Published: 02nd October 2021
Gandhi with Gen Z: This 30-yr-old engineer walked and cycled 37,000 kms across 46 countries to spread Gandhi's ideals
While on his journey, Nitin has walked 12,000 kms, cycled 2,500 kms and when we spoke to him, he was in Haryana, making his way towards Delhi's Raj Ghat
What would you do to seek the truth of life? Nitin Shrirang Sonawane went to 46 countries in four years and ten months and a few days to spread the message of non-violence, peace and spread Gandhi's ideals among young and old. And found his moment of enlightenment during his journey. The 30-year-old engineer has been walking or cycling across these countries and spreading Mahatma Gandhi's ideals in schools and colleges across the world. He is set to end his journey on October 2, 2021, at Raj Ghat, to commemorate Gandhi's 152nd birth anniversary.
But this is not the first time Nitin, a native of Rashin, a small village in Ahmednagar district in Maharashtra, left home. "I had done it the first time when I was 17 but I wasn't mature enough. I understood that and I came back," said Nitin. "I studied and became an engineer. I was also working at a company when one day I realised that I could predict my own future and I did not like it. I wanted to do something and I knew something will happen but wasn't sure what it would be. I had also been volunteering at the Maharashtra Gandhi Smarak Nidhi, Pune from 2015 and had joined the fight against caste discrimination and communal harmony in Maharashtra by creating awareness about peace, justice and equality," he added.

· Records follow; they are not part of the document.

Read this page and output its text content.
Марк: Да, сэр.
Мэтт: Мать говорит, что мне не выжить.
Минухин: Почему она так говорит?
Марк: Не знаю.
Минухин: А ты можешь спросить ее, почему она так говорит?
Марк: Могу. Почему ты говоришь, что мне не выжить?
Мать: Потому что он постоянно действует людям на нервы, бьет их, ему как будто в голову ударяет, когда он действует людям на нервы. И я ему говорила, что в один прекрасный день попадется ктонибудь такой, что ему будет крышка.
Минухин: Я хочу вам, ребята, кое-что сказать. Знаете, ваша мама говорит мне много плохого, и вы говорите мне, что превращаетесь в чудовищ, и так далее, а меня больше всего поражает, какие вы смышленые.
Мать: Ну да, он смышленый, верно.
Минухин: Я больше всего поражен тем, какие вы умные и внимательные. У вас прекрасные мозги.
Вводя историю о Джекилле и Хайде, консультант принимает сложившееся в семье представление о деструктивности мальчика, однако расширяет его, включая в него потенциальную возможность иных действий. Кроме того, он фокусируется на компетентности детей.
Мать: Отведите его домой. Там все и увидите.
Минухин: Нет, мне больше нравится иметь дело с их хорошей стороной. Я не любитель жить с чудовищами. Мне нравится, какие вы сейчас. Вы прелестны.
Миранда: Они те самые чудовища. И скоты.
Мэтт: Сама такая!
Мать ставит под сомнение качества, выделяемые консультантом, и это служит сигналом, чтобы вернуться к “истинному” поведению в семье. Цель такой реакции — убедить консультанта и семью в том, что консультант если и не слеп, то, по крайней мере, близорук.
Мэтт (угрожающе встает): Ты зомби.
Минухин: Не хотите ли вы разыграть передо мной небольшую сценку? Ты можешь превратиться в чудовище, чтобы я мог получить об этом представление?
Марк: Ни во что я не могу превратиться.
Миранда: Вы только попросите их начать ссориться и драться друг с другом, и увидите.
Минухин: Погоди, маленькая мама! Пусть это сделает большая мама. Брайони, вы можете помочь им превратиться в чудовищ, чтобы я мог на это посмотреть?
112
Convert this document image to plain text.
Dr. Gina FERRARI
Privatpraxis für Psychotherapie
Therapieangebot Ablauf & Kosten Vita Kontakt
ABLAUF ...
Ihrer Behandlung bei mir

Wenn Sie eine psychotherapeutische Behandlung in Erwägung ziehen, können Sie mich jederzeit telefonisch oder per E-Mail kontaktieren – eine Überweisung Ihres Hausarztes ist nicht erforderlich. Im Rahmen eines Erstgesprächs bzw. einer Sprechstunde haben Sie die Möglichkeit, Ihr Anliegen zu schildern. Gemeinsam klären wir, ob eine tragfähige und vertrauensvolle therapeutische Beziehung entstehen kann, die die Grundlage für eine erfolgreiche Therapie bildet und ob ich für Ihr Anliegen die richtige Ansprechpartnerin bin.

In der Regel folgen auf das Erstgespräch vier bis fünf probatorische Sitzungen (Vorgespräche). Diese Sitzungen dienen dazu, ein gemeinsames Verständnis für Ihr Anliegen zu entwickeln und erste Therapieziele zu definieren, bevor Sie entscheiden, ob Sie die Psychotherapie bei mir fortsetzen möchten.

Gandhi, peace and 37,000 km
He did not start his journey alone though. When they left in 2016, they were a group of five, with even Nitin's friend as a part of it, but the crowd thinned out and by the time he left Cambodia, he was alone. "A major motive of the journey was to spread awareness about the ideals and teachings of Gandhiji. I wanted people, especially the younger generation to understand the ideals of peace and non-violence and they can in turn influence others. That way it can reach millions," he added.
Love is all you need?
Wherever he goes, Nitin approaches local people, teachers, Indian communities or even the Indian Embassies, who not only help him with his stay and travel but also often get him in touch with the colleges and schools where he can deliver talks to the students about peace and harmony. "Not just in schools or universities, I interact with people wherever I go and they have only shown me love. I have participated in protests in various countries including South Korea, where I was a part of the protest at the Navy Base. One day one of my fellow protestors had a fight with a Coast Guard. I went to try and stop them and then the next day I gave a rose to the guard and told him that he was a good person. To my utter surprise, he said that he wasn't. There was a sense of guilt. He then called me and wanted to take a selfie. I was moved by how a gesture of love can impact someone," he added.
Moment of truth
While on his journey, Nitin has walked 12,000 kms, cycled 25,000 kms and when we spoke to him, he was in Haryana, making his way towards Delhi's Raj Ghat. One of those extensive treks across South America, in Peru, Nitin had a realisation. "It felt like enlightenment. I understood that we have unlimited potential and underestimating ourselves or others is what is pulling us back. When it dawns upon you it changes your life. But it is too much for my brain to comprehend at once," he said.
Meeting the PM
Nitin wants to end his journey at Raj Ghat on October 2 and hopes to meet the Prime Minister Narendra Modi during the morning celebrations of Bapu's birth anniversary. "We are speaking to the PM's office and checking if that is possible. It not, we will go to Raj Ghat in the evening and end the journey," he said. He will have been on the road for a full 1780 days on that day.
Coming back to 'life'
As he comes back to India, Nitin has a few things planned. "Many people have supported me throughout the journey. From my visa to my travel to providing me food and shelter. I owe it to them to work for humanity. I want to work for climate change and sustainability once I am back. I want to work with seaweeds as alternate food for humans. We have a long coastline and this is the way forward," he added as he took off on his journey for the day.